According to Mr. Powers: "The conspicuous painstaking which the Modok squaw expends upon her baby-basket is an index of her maternal love. And indeed the Modok are strongly attached to their offspring,—a fact abundantly attested by many sad and mournful spectacles witnessed in the closing scenes of the war of 1873. On the other hand, a California squaw often carelessly sets her baby in a deep, conical basket, the same in which she carries her household effects, leaving him loose and liable to fall out. If she makes a baby-basket, it is totally devoid of ornament; and one tribe, the Miwok, contemptuously call it 'the dog's nest.' It is among Indians like these that we hear of infanticide" (519. 257).
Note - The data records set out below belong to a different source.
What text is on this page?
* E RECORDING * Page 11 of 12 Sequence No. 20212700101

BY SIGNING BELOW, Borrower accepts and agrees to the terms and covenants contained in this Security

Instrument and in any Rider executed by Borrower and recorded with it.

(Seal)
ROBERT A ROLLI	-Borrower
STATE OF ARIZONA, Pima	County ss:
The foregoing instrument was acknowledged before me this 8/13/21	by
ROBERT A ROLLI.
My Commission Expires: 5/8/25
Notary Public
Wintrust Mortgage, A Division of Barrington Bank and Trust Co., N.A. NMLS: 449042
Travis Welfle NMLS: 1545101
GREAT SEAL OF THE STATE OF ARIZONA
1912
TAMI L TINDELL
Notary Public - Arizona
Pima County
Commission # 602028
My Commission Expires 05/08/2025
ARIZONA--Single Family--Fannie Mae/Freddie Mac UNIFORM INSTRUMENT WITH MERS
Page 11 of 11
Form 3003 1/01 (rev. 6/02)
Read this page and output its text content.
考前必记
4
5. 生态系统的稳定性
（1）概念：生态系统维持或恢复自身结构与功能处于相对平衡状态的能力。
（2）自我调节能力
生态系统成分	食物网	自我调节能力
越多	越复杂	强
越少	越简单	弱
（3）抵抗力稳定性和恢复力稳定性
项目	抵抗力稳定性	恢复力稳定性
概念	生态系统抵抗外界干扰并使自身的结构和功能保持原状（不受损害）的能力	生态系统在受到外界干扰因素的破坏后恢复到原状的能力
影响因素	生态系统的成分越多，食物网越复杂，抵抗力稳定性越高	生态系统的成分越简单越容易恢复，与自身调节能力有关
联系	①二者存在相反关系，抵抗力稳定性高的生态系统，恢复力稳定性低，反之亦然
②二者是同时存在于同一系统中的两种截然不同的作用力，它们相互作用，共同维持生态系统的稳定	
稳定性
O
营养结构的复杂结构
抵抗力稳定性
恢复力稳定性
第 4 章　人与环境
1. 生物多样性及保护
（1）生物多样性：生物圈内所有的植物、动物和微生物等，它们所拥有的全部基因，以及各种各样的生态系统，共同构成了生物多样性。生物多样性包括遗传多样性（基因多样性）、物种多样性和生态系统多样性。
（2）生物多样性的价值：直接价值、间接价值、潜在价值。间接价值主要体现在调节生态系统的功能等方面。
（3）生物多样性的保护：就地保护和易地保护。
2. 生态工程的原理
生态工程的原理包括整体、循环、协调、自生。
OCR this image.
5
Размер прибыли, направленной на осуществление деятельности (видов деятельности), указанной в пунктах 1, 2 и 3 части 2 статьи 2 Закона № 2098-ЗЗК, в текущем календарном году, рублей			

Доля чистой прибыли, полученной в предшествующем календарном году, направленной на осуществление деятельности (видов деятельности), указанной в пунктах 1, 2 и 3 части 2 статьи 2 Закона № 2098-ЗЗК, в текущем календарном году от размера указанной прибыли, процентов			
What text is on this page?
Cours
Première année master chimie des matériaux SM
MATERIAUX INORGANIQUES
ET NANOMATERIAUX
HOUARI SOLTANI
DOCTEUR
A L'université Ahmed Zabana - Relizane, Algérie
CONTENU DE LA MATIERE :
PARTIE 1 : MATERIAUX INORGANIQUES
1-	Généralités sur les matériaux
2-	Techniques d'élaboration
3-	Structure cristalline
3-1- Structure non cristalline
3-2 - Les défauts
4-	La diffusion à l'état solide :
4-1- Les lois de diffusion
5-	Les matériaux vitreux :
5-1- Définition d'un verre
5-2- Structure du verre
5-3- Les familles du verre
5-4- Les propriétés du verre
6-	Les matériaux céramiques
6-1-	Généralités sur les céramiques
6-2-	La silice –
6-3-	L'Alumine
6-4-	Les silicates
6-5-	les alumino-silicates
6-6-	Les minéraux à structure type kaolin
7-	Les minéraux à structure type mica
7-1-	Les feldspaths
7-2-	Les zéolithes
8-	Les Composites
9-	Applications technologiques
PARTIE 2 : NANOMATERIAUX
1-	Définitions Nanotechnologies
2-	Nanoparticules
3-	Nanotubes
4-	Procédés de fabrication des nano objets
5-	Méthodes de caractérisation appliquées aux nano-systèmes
The subject of children's cradles, baby-baskets, baby-boards, and the methods of manipulating and carrying the infant in connection therewith, have been treated of in great detail by Ploss (325), Pokrovski, and Mason (306), the second of whom has written especially of the cradles in use among the various peoples of European and Asiatic Eussia, with a general view of those employed by other races, the last with particular reference to the American aborigines. The work is illustrated, as is also that of Ploss, with many engravings. Professor Mason thus briefly sums up the various purposes which the different species of cradle subserve (306. 161-162):—

"(1) It is a mere nest for the helpless infant.

"(2) It is a bed so constructed and manipulated as to enable the child to sleep either in a vertical or a horizontal position.

"(3) It is a vehicle in which the child is to be transported, chiefly on the mother's back by means of a strap over the forehead, but frequently dangling like a bundle at the saddle-bow. This function, of course, always modifies the structure of the cradle, and, indeed, may have determined its very existence among nomadic tribes.